Difatti, n ell’ambito delle attività di un Consorzio di bonifica occorre distinguere fra finalità pubblicistiche strettamente correlate alle attività di bonifica discendenti dalle disposizioni di cui al r.d. 13 febbraio 1933, n. 215 e le attività, di natura imprenditoriale e commerciale, svolte in favore dei consorziati, con conseguente assunzione di queste ultime nella nozione eurounitaria di impresa, nozione che si si correla, a prescindere dallo status giuridico dell’impresa , allo svolgimento di un’attività economica (v., tra le tante, CGUE, 6 novembre 2018, cause riunite da C-622/16P a C-624/16P, RAGIONE_SOCIALE, punti 103 ss.; CGUE, 27 giugno 2017, causa C-74/16,
Congregación de Escuelas Pías Provincia Betania, punto 50; CGUE, 1 luglio 2008, procedimento C-49/07, MOTOE, punti 27 e 28; CGUE, 11 settembre 2007, COGNOME e COGNOME–COGNOME, procedimento C-76/05, punto 39; CGUE, 10 gennaio 2006, procedimento C-222/04, Ministero dell’Economia e delle Finanze, punti 107, 108, 122, 123; CGUE, 12 settembre 2000, procedimenti riuniti da C-180/98 a C-184/98, COGNOME e altri, punti 74 e 75).
E ne consegue che un’indistinta ascrizione delle attività consortili alla finalità pubblicistica di bonifica comporterebbe riflessi diretti sull’imposizione patrimoniale dei beni in concessione, sinanche laddove la connotazione funzionale del bene posseduto risultasse inequivocamente incentrata sulla sua destinazione alla prestazione di un servizio di rilevanza economica.
4.5 -Può, dunque, enunciarsi il seguente principio di diritto: «Il rapporto tra i consorzi di bonifica ed i beni del demanio loro affidati deve essere declinato secondo lo schema della concessione a titolo gratuito, concessione che consegue dalla stessa legge istitutiva dei consorzi (r.d. n. 215 del 1933) e che si correla alla «esecuzione, manutenzione ed esercizio delle opere di bonifica» (art. 54 del r.d. cit.).
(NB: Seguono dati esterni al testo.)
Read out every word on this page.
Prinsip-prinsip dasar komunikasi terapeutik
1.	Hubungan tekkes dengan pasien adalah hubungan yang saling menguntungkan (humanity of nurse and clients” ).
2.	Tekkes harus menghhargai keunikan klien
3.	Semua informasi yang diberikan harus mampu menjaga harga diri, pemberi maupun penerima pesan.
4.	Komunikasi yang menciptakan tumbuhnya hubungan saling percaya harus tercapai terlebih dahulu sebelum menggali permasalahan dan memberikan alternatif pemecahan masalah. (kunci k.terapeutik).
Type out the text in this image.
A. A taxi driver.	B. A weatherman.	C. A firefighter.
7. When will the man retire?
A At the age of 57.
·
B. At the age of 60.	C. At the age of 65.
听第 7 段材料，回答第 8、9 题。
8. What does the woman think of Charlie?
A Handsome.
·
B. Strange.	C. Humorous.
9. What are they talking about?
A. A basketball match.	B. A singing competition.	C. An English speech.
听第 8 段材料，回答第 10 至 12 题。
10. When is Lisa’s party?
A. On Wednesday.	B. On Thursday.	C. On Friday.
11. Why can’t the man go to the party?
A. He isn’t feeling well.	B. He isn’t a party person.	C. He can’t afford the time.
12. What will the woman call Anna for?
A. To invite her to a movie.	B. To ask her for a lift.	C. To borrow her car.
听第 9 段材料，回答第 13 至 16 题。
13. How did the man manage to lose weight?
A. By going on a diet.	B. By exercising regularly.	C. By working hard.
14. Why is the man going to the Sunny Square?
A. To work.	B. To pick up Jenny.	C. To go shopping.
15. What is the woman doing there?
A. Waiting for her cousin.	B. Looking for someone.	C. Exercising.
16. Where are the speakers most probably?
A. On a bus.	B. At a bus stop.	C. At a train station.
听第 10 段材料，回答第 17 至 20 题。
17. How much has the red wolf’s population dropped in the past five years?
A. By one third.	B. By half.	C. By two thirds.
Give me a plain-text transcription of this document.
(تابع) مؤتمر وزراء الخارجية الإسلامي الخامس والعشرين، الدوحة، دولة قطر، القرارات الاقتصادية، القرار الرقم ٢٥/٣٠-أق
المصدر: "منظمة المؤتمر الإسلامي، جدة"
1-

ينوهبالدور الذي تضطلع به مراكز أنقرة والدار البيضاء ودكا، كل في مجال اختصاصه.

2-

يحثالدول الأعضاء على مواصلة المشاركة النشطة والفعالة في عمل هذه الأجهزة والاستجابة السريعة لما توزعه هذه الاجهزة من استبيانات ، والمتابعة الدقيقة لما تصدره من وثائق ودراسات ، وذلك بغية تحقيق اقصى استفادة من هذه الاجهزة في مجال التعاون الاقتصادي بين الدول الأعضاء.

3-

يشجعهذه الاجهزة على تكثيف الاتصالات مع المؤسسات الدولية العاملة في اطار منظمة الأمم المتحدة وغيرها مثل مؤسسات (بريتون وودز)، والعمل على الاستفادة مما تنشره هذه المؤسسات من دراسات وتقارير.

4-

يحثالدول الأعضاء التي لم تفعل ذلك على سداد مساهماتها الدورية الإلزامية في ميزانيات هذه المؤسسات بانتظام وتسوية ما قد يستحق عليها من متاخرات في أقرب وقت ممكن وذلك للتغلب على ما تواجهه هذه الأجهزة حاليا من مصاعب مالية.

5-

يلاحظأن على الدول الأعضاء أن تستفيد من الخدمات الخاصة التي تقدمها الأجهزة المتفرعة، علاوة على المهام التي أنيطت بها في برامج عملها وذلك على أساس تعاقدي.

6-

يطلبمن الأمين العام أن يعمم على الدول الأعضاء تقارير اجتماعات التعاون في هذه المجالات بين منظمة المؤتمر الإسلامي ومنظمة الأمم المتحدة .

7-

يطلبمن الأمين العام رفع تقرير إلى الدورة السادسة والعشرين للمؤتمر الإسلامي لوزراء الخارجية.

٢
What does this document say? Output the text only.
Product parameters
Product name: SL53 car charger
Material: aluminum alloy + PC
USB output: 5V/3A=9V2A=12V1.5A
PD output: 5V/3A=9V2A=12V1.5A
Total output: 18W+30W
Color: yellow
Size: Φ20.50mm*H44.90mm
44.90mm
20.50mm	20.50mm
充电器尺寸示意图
Il règime concessorio in questione, in quanto afferisce ad un servizio di interesse economico generale (SIEG) preesistente, è escluso dall’ambito di applicazione della direttiva 2006/123/CE, del Parlamento europeo e del Consiglio, del 12 dicembre 2006 (BOLKESTEIN) e, ad ogni modo, costituisce un diritto esclusivo (art. 106 TFUE) dal cui conferimento consegue una legittima restrizione della concorrenza siccome necessaria per l’adempimento della specifica attività di bonifica affidata ai Consorzi.».
– Le spese del giudizio di legittimità, liquidate come da dispositivo, seguono la soccombenza di parte ricorrente nei cui confronti sussistono, altresì, i presupposti processuali per il
versamento di un ulteriore importo a titolo di contributo unificato, pari a quello previsto per il proposto ricorso, se dovuto (d.P.R. n. 115 del 2002, art. 13, c. 1-quater).
P.Q.M.
La Corte, rigetta il ricorso; condanna il ricorrente al pagamento, in favore del controricorrente, delle spese del giudizio di legittimità che liquida in € 6 .000,00 per compensi professionali ed € 200,00 per esborsi, oltre rimborso forfettario delle spese generali nella misura del 15% ed altri accessori di legge; ai sensi dell’art. 13 comma 1 -quater del d.P.R. n. 115 del 2002, inserito dall’art. 1, comma 17, l. n. 228 del 2012, dà atto della sussistenza dei presupposti processuali per il versamento, da parte del ricorrente, di un ulteriore importo a titolo di contributo unificato, pari a quello previsto per il proposto ricorso, a norma del comma 1bis , dello stesso articolo 13, se dovuto.
Così deciso in Roma, nella camera di consiglio del 30 gennaio 2025.